Bobo komt namelijk in contact met Norbert Schnabel die actief is in de politieke wereld, namelijk in de NP, de Nieuwe Partij, opgericht uit protest tegen de gevestigde partijen. Bobo luistert aanvankelijk bijna alleen maar en herhaalt het liefst wat iemand anders, in dit geval Norbert dus, zegt. Dat is koren op de molen van deze politicus, die het wel fijn vindt dat zijn populistische ideeën zo gemakkelijk bij iemand ingang vinden. Anderen in de partij zijn iets minder enthousiast. Van de een neemt Bobo dan ook wel erg gemakkelijk diens plaats in, de meeste anderen zijn niet blij met het donkere uiterlijk van Bobo. Voor dat laatste wordt een simpele oplossing gevonden: Bobo’s haar wordt geblondeerd en zo staat Bobo niets meer in de weg om lijsttrekker te worden.

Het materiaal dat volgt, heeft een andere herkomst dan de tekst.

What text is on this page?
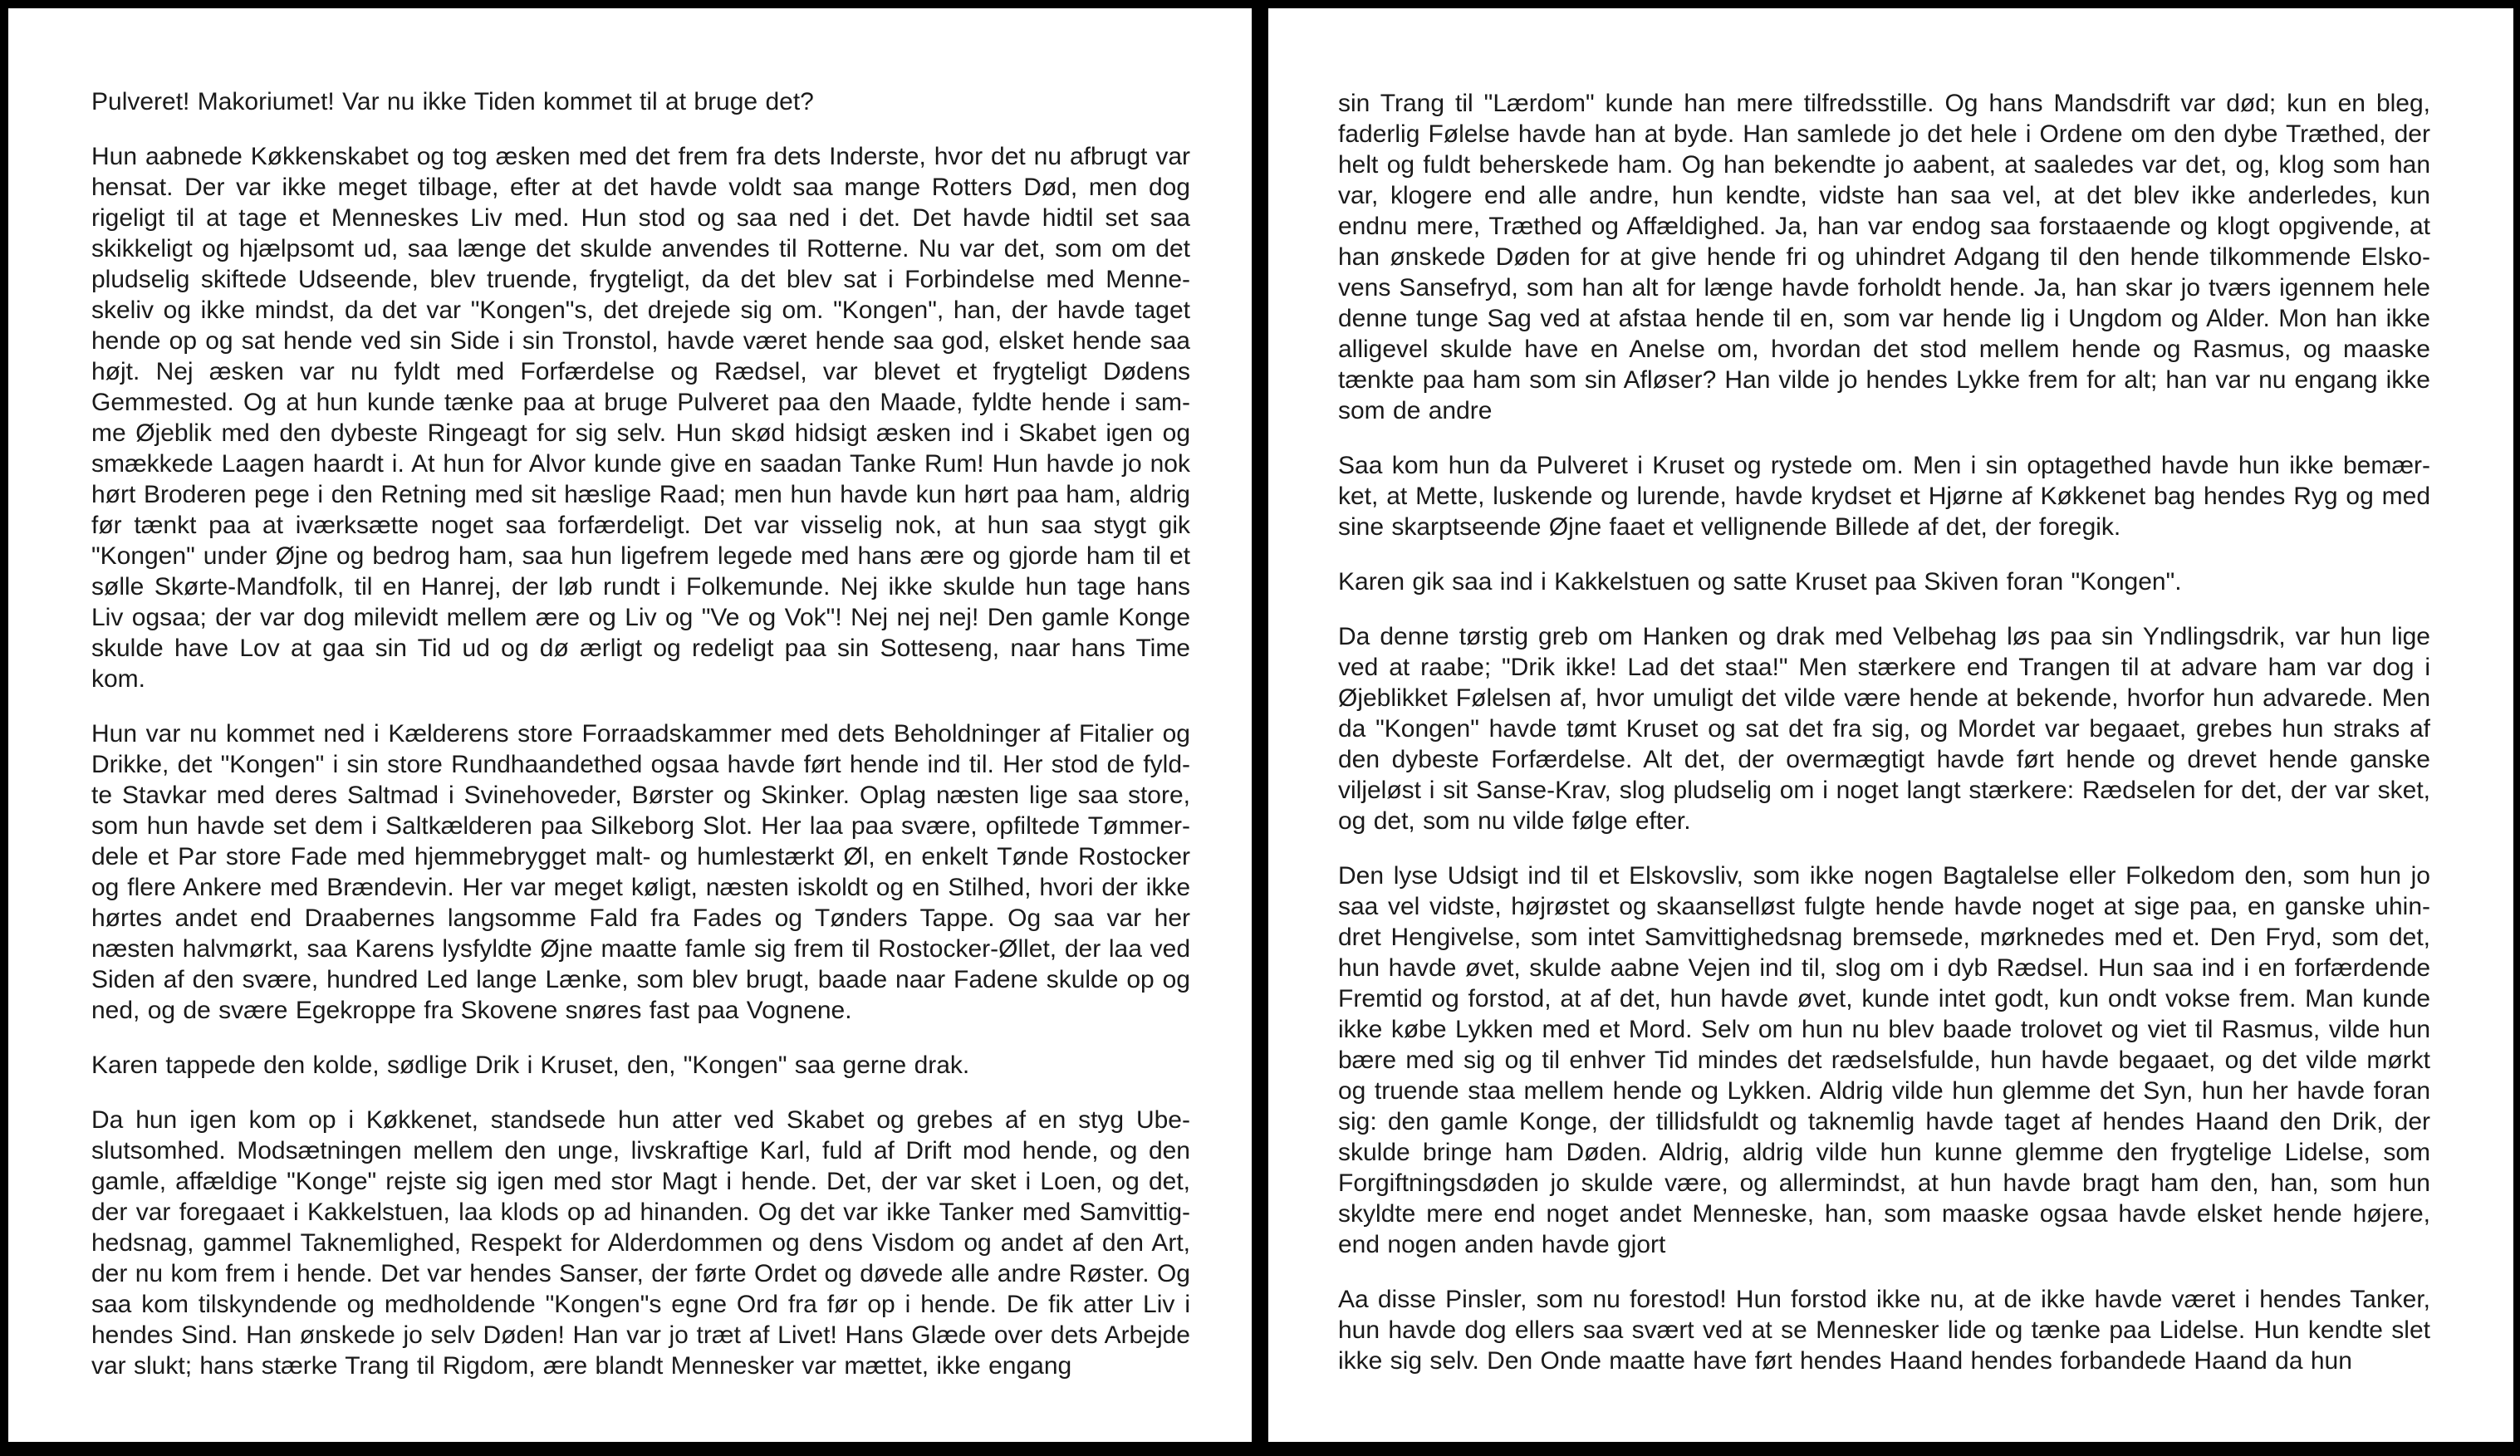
Pulveret! Makoriumet! Var nu ikke Tiden kommet til at bruge det?

Hun aabnede Køkkenskabet og tog æsken med det frem fra dets Inderste, hvor det nu afbrugt var hensat. Der var ikke meget tilbage, efter at det havde voldt saa mange Rotters Død, men dog rigeligt til at tage et Menneskes Liv med. Hun stod og saa ned i det. Det havde hidtil set saa skikkeligt og hjælpsomt ud, saa længe det skulde anvendes til Rotterne. Nu var det, som om det pludselig skiftede Udseende, blev truende, frygteligt, da det blev sat i Forbindelse med Menne-skeliv og ikke mindst, da det var "Kongen"s, det drejede sig om. "Kongen", han, der havde taget hende op og sat hende ved sin Side i sin Tronstol, havde været hende saa god, elsket hende saa højt. Nej æsken var nu fyldt med Forfærdelse og Rædsel, var blevet et frygteligt Dødens Gemmested. Og at hun kunde tænke paa at bruge Pulveret paa den Maade, fyldte hende i sam-me Øjeblik med den dybeste Ringeagt for sig selv. Hun skød hidsigt æsken ind i Skabet igen og smækkede Laagen haardt i. At hun for Alvor kunde give en saadan Tanke Rum! Hun havde jo nok hørt Broderen pege i den Retning med sit hæslige Raad; men hun havde kun hørt paa ham, aldrig før tænkt paa at iværksætte noget saa forfærdeligt. Det var visselig nok, at hun saa stygt gik "Kongen" under Øjne og bedrog ham, saa hun ligefrem legede med hans ære og gjorde ham til et sølle Skørte-Mandfolk, til en Hanrej, der løb rundt i Folkemunde. Nej ikke skulde hun tage hans Liv ogsaa; der var dog milevidt mellem ære og Liv og "Ve og Vok"! Nej nej nej! Den gamle Konge skulde have Lov at gaa sin Tid ud og dø ærligt og redeligt paa sin Sotteseng, naar hans Time kom.

Hun var nu kommet ned i Kælderens store Forraadskammer med dets Beholdninger af Fitalier og Drikke, det "Kongen" i sin store Rundhaandethed ogsaa havde ført hende ind til. Her stod de fyld-te Stavkar med deres Saltmad i Svinehoveder, Børster og Skinker. Oplag næsten lige saa store, som hun havde set dem i Saltkælderen paa Silkeborg Slot. Her laa paa svære, opfiltede Tømmer-dele et Par store Fade med hjemmebrygget malt- og humlestærkt Øl, en enkelt Tønde Rostocker og flere Ankere med Brændevin. Her var meget køligt, næsten iskoldt og en Stilhed, hvori der ikke hørtes andet end Draabernes langsomme Fald fra Fades og Tønders Tappe. Og saa var her næsten halvmørkt, saa Karens lysfyldte Øjne maatte famle sig frem til Rostocker-Øllet, der laa ved Siden af den svære, hundred Led lange Lænke, som blev brugt, baade naar Fadene skulde op og ned, og de svære Egekroppe fra Skovene snøres fast paa Vognene.

Karen tappede den kolde, sødlige Drik i Kruset, den, "Kongen" saa gerne drak.

Da hun igen kom op i Køkkenet, standsede hun atter ved Skabet og grebes af en styg Ube-slutsomhed. Modsætningen mellem den unge, livskraftige Karl, fuld af Drift mod hende, og den gamle, affældige "Konge" rejste sig igen med stor Magt i hende. Det, der var sket i Loen, og det, der var foregaaet i Kakkelstuen, laa klods op ad hinanden. Og det var ikke Tanker med Samvittig-hedsnag, gammel Taknemlighed, Respekt for Alderdommen og dens Visdom og andet af den Art, der nu kom frem i hende. Det var hendes Sanser, der førte Ordet og døvede alle andre Røster. Og saa kom tilskyndende og medholdende "Kongen"s egne Ord fra før op i hende. De fik atter Liv i hendes Sind. Han ønskede jo selv Døden! Han var jo træt af Livet! Hans Glæde over dets Arbejde var slukt; hans stærke Trang til Rigdom, ære blandt Mennesker var mættet, ikke engang

sin Trang til "Lærdom" kunde han mere tilfredsstille. Og hans Mandsdrift var død; kun en bleg, faderlig Følelse havde han at byde. Han samlede jo det hele i Ordene om den dybe Træthed, der helt og fuldt beherskede ham. Og han bekendte jo aabent, at saaledes var det, og, klog som han var, klogere end alle andre, hun kendte, vidste han saa vel, at det blev ikke anderledes, kun endnu mere, Træthed og Affældighed. Ja, han var endog saa forstaaende og klogt opgivende, at han ønskede Døden for at give hende fri og uhindret Adgang til den hende tilkommende Elsko-vens Sansefryd, som han alt for længe havde forholdt hende. Ja, han skar jo tværs igennem hele denne tunge Sag ved at afstaa hende til en, som var hende lig i Ungdom og Alder. Mon han ikke alligevel skulde have en Anelse om, hvordan det stod mellem hende og Rasmus, og maaske tænkte paa ham som sin Afløser? Han vilde jo hendes Lykke frem for alt; han var nu engang ikke som de andre

Saa kom hun da Pulveret i Kruset og rystede om. Men i sin optagethed havde hun ikke bemær-ket, at Mette, luskende og lurende, havde krydset et Hjørne af Køkkenet bag hendes Ryg og med sine skarptseende Øjne faaet et vellignende Billede af det, der foregik.

Karen gik saa ind i Kakkelstuen og satte Kruset paa Skiven foran "Kongen".

Da denne tørstig greb om Hanken og drak med Velbehag løs paa sin Yndlingsdrik, var hun lige ved at raabe; "Drik ikke! Lad det staa!" Men stærkere end Trangen til at advare ham var dog i Øjeblikket Følelsen af, hvor umuligt det vilde være hende at bekende, hvorfor hun advarede. Men da "Kongen" havde tømt Kruset og sat det fra sig, og Mordet var begaaet, grebes hun straks af den dybeste Forfærdelse. Alt det, der overmægtigt havde ført hende og drevet hende ganske viljeløst i sit Sanse-Krav, slog pludselig om i noget langt stærkere: Rædselen for det, der var sket, og det, som nu vilde følge efter.

Den lyse Udsigt ind til et Elskovsliv, som ikke nogen Bagtalelse eller Folkedom den, som hun jo saa vel vidste, højrøstet og skaanselløst fulgte hende havde noget at sige paa, en ganske uhin-dret Hengivelse, som intet Samvittighedsnag bremsede, mørknedes med et. Den Fryd, som det, hun havde øvet, skulde aabne Vejen ind til, slog om i dyb Rædsel. Hun saa ind i en forfærdende Fremtid og forstod, at af det, hun havde øvet, kunde intet godt, kun ondt vokse frem. Man kunde ikke købe Lykken med et Mord. Selv om hun nu blev baade trolovet og viet til Rasmus, vilde hun bære med sig og til enhver Tid mindes det rædselsfulde, hun havde begaaet, og det vilde mørkt og truende staa mellem hende og Lykken. Aldrig vilde hun glemme det Syn, hun her havde foran sig: den gamle Konge, der tillidsfuldt og taknemlig havde taget af hendes Haand den Drik, der skulde bringe ham Døden. Aldrig, aldrig vilde hun kunne glemme den frygtelige Lidelse, som Forgiftningsdøden jo skulde være, og allermindst, at hun havde bragt ham den, han, som hun skyldte mere end noget andet Menneske, han, som maaske ogsaa havde elsket hende højere, end nogen anden havde gjort

Aa disse Pinsler, som nu forestod! Hun forstod ikke nu, at de ikke havde været i hendes Tanker, hun havde dog ellers saa svært ved at se Mennesker lide og tænke paa Lidelse. Hun kendte slet ikke sig selv. Den Onde maatte have ført hendes Haand hendes forbandede Haand da hun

Dat gegeven levert een lekker leesbaar, mild-satirisch boek op. Natuurlijk, je moet als lezer even mee willen gaan met het verhaal van de aap die zich als mens gaat gedragen en menselijke taal en politieke ideeën leert onder andere door les te krijgen van de hond van Norbert Schnabel, Spooky. Hond en aap maken een deal: Bobo zal ’s avonds de knip van de tussendeur open doen, zodat Spooky naar de boekenkast kan gaan om te studeren; in ruil daarvoor zal Spooky Bobo bijles geven.

De ‘onrealistische’ scènes tussen de hond en de aap leveren enkele vermakelijke taferelen op. Een beetje storend is het dan bijna als flinke stukken in het boek een wat meer realistisch karakter hebben, zoals de ontmoeting in de Amsterdamse sigarenwinkel van Hajénius tussen Baljé, een politicus die niet lang geleden overgestapt is van Hollandsch Glorie naar de NP, met de leider van Hollandsch Glorie, Gerda Waltz, duidelijk gemodelleerd naar Rita Verdonk. Zo’n scène heeft toch een wat andere toon dan de toon in de fragmenten waarin de dieren een rol spelen. Vooral de aparte, op zijn minst naïef te noemen, percepties van Bobo zijn vaak grappig, zoals zijn ontmoeting met ‘Jezus’ in de trein die hem een in zijn ogen te klein broodje verkoopt, zodat hij passagiers verderop waarschuwt met de woorden ‘Jezus belazeret jim allegear’.

Ook het hoofdstuk van het lijsttrekkerscongres in de Utrechtse Jaarbeurs komt wat moeizaam op gang omdat we het begin daarvan zien via de ogen van een gewoon personage, maar het wordt meteen weer amusant op het moment dat Bobo een zeer korte en vrij idiote toespraak houdt waar hij veel succes mee oogst. Ook de manier waarop Bobo omgaat met de ‘aanslag’ die tijdens die bijeenkomst op hem gepleegd wordt, is grappig.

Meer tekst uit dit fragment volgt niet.